Between now and my next installment the always well attended Whitman Expo will be underway in Baltimore, March 22-25, along with the host Stack's Bowers sale. The highly anticipated official Baltimore auction also features the return of the popular Rarities Night. A few of the prime time numismatic icons to cross the auction block include a near mint state example of what is considered by many as the first US coin. The popular and rare 1792 Half Disme makes an appearance as an elegantly toned NGC AU 58 specimen is up for bid. The historic half disme is followed up by a superb first regular Federal issue Half Dime. A glorious NGC MS 66 representative of the 1794 Flowing Hair Half Dime is up for bidder’s consideration. This captivating coin has only one sibling grading a single point higher according to the NGC Census. The last time this coin appeared at public venue was nearly 3 years ago at the ANA sale in Los Angeles in 2009.

Gold coins, as always, will be a mainstay including a fantastic trio of quarter Eagles. The classic rarity 1796 No Stars on Obverse Capped Bust Quarter Eagle, graded NGC MS 62, gets the show rolling. Of the original mintage of just 963 coins it’s estimated that fewer than 10% of that total have survived. Only 39 coins appear in the NGC Census in all grades! A phenomenal 1836 Classic Quarter Eagle graded NGC PF 66 Ultra Cameo follows. The finest known, from the Parmelee, Mills, Woodin and Eliasberg Collections this exquisite and rare coin last appeared seven years ago as a part of the ANR’s “A Gentleman’s Collection” when it captured $247,250. Rounding out the formidable trio is an 1848 CAL. Liberty Quarter Eagle. Graded NGC MS 64 this superb near-Gem “gold rush coin” is one of three graded as such according to the NGC Census and a coin of this caliber has only appeared at public sale four times in the last 15 years. Also a classic silver commemorative half, a 1934 Maryland appears, not your typical mint state coin, but as an NGC PF Matte 64. This example is sure to cause a stir as there are only two coins graded as proof on the NGC Census (this being the finest) and will most probably find an appreciative new owner in its home state of issue.
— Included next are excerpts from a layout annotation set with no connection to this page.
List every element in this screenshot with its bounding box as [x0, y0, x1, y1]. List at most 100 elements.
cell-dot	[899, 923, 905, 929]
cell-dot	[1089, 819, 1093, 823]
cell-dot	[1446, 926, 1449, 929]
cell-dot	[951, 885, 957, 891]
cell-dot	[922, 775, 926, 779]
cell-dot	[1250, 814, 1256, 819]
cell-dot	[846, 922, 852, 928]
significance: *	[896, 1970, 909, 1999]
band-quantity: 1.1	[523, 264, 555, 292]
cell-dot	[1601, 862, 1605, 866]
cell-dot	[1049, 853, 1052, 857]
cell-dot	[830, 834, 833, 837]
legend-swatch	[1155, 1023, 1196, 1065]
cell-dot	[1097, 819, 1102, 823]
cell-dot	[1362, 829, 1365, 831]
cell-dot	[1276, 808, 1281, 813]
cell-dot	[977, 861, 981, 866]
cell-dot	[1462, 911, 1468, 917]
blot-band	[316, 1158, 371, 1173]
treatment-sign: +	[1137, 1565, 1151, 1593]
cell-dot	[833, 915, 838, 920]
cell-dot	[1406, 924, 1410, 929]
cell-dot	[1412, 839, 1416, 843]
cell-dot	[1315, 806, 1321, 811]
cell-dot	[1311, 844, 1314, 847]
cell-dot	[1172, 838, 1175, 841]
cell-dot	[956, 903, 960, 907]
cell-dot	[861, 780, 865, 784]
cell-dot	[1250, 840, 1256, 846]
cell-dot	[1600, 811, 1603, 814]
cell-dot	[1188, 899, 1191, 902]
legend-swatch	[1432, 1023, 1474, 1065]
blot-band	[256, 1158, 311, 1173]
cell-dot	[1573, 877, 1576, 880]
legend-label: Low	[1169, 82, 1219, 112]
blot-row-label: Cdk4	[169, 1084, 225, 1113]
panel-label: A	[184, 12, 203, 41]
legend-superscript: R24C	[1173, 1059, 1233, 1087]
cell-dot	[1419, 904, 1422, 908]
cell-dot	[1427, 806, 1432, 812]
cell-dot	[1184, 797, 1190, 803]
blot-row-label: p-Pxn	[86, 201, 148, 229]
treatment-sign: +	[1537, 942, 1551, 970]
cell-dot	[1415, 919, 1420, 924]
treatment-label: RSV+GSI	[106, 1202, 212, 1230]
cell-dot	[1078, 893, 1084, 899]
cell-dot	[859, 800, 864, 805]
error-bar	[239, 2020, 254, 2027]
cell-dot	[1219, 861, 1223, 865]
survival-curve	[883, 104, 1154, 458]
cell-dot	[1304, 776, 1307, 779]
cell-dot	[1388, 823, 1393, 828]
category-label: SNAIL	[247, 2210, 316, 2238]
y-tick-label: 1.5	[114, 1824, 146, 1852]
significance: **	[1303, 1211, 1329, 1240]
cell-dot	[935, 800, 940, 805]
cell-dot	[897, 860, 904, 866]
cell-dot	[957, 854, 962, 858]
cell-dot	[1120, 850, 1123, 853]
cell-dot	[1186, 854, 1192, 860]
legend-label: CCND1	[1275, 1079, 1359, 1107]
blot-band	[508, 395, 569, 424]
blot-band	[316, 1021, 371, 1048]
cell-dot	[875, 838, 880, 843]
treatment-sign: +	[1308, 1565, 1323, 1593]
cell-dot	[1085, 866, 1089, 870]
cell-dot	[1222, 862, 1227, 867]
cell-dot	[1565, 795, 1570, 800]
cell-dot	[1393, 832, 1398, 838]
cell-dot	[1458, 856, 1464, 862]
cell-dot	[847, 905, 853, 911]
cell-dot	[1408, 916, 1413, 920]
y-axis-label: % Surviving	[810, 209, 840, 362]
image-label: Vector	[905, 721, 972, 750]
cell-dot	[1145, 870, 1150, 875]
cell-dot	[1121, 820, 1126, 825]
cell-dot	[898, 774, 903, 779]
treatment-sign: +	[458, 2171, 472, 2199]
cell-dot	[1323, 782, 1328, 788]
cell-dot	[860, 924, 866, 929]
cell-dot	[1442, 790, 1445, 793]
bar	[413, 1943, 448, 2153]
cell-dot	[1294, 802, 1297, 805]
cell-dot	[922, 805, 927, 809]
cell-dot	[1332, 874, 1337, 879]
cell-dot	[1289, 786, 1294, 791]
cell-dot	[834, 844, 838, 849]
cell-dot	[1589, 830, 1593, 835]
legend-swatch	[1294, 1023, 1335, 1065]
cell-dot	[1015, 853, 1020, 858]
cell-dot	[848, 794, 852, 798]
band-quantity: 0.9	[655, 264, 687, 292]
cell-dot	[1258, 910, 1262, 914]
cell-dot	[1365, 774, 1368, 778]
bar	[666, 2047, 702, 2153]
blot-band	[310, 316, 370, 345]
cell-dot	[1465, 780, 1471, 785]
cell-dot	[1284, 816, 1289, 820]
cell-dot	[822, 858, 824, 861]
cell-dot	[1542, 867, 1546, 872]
Several other superb NGC highlights from the Stack’s Bowers sale include:

  • 1864 Indian Cent NGC PF 66 RD Ultra Cameo
  • 1913 Type One Buffalo Nickel NGC PF 68
  • 1914-D Buffalo Nickel NGC MS 67
  • 1832 Capped Bust Half Dime NGC PF 64
  • 1807 Draped Bust Dime NGC MS 65
  • 1856 Liberty Seated Dime NGC PF 66 Cameo
  • 1818 Capped Bust Quarter NGC MS 66
  • 1795 Flowing Hair Half Dollar NGC MS 63
  • 1809 Capped Bust Half Dollar NGC MS 66
  • 1795 3 Leaves Flowing Hair Dollar NGC MS 62
  • 1878-CC Morgan Dollar NGC MS 67
  • 1863 Gold Dollar NGC PF 66 Ultra Cameo
  • 1859-S Liberty Head Quarter Eagle NGC MS 65
  • 1795 13 Leaves Capped Bust Eagle NGC MS-64
  • 1907 High Relief, Wire Rim Saint-Gaudens $20 NGC PF 66

Although winter’s chill is still evident, the numismatic arena remains toasty warm. Until next time, happy collecting.

Jim Bisognani has written extensively on US coin market trends and values and was the market analyst and writer for a major pricing guide for many years. He currently resides in Southern California and frequently attends major coin shows and auctions.